Pré-história
Cansado de humanidade, ganhou pêlo. Abjurou a marcha bípede, subiu às árvores do bosque: comeu frutos e enxotou pássaros. A família pôs anúncios nos jornais. Dava alvíssaras a quem a informasse do paradeiro do homem. E ninguém até hoje descobriu o professor de Pré-história, com horário incompleto.
O salto
Sou o presidente das minhas ideias. Avisa o homem do saco de cabedal. Oferecem-lhe cerveja fresca como chocolate para cativar criança.
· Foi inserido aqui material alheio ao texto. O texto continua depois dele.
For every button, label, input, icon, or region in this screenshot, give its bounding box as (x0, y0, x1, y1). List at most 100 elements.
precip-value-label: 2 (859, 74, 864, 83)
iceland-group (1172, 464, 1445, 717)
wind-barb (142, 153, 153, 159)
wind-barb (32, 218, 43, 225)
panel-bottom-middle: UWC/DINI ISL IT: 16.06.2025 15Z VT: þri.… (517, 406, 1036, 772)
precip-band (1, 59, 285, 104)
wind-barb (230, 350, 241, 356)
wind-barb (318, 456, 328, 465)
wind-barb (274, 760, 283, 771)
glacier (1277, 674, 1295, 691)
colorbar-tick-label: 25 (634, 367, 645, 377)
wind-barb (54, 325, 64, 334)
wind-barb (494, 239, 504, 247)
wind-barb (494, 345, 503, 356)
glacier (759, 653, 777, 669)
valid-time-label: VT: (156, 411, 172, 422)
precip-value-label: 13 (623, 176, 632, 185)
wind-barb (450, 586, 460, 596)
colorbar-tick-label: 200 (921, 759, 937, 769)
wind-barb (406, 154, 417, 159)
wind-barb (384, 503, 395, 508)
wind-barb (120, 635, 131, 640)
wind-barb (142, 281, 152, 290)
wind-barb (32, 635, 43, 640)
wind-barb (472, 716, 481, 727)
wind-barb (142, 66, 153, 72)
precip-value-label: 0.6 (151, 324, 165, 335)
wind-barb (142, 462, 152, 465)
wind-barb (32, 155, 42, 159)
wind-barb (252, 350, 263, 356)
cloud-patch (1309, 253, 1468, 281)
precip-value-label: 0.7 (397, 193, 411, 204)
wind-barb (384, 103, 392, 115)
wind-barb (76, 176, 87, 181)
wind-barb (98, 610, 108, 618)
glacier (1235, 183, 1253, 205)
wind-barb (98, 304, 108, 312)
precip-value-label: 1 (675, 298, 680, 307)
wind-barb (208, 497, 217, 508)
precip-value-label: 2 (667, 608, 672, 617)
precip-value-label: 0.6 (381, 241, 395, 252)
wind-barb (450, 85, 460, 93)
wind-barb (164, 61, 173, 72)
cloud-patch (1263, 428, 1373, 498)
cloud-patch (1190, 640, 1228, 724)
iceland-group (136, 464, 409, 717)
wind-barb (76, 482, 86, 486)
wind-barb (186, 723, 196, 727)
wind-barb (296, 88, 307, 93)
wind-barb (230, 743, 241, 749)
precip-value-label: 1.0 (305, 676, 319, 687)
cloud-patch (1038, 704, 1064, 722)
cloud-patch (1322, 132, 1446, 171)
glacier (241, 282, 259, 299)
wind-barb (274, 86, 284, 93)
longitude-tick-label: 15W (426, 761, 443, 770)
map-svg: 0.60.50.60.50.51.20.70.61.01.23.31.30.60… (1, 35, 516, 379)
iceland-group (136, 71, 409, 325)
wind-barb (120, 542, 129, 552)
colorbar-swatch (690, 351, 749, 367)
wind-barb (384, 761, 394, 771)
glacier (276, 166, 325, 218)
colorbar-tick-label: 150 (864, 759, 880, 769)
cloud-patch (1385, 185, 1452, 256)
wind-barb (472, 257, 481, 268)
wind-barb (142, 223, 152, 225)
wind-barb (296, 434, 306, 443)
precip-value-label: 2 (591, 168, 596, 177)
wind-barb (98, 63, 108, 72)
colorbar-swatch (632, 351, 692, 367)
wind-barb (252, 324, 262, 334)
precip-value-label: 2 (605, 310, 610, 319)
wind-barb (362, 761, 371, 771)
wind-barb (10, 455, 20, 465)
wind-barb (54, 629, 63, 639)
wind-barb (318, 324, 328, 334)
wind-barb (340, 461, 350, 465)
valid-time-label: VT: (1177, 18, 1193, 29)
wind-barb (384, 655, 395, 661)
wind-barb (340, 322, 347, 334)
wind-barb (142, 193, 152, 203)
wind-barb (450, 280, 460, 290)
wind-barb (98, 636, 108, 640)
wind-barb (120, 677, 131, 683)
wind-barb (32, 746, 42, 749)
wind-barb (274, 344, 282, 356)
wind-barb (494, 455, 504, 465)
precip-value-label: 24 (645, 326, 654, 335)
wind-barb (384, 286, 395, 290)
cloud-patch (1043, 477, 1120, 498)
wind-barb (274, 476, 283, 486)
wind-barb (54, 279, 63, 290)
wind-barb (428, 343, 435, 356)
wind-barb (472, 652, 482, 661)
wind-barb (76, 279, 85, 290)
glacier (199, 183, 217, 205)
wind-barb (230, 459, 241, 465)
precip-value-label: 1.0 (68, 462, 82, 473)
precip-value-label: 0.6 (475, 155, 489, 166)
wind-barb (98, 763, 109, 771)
Acabaram os passaportes para o paraíso. A partir de agora, quem quiser dar o salto terá de pagar ao passador. Ao passa dor. Sujeita-se, como outrora, à exploração dos contrabandistas da penúria. Os outros murmuram. Um deles, tímido, pergunta: quanto poderá custar a passagem. Sorri o homem do saco de cabedal. Vinho para todos, pago eu! É espantoso como esta gente apalpa a metafísica.
Ofício
Nasceu com um defeito na sinistra. Nos dias de feira, expunha a deficiência e o brilho das moedas tombava na boina preta. O homem, o homem sabia meio ofício divino: cantava missa, sem ser tonsurado. E pertencia-lhe um olhar lancinante e triste, próprio de pregador que acirra os prantos femininos. Um dia, porém, o império estremeceu: outro pedinte arribou à feira. Nada a fazer, teriam de repartir o mercado. O outro desconhecia o ofício divino. Mas ostentava uma perna roxa de chagas e pus, sobrevoada por bando voraz de moscas. Olharam-se com ódio sombrio. Faz queixa à guarda! Atiçou o da perna roxa. Optou pela legalidade. Na Fazenda Pública exigiu ser colectado. Eu pago os impostos, mas tirem-me de lá o leproso. Riram, os das Finanças: Tu estás isento de impostos, fazes parte do clero. Há dias, alguém o viu refastelado numa cadeira de baloiço, vestindo um bom fato - afagava com a mão esquerda um alentado gato persa.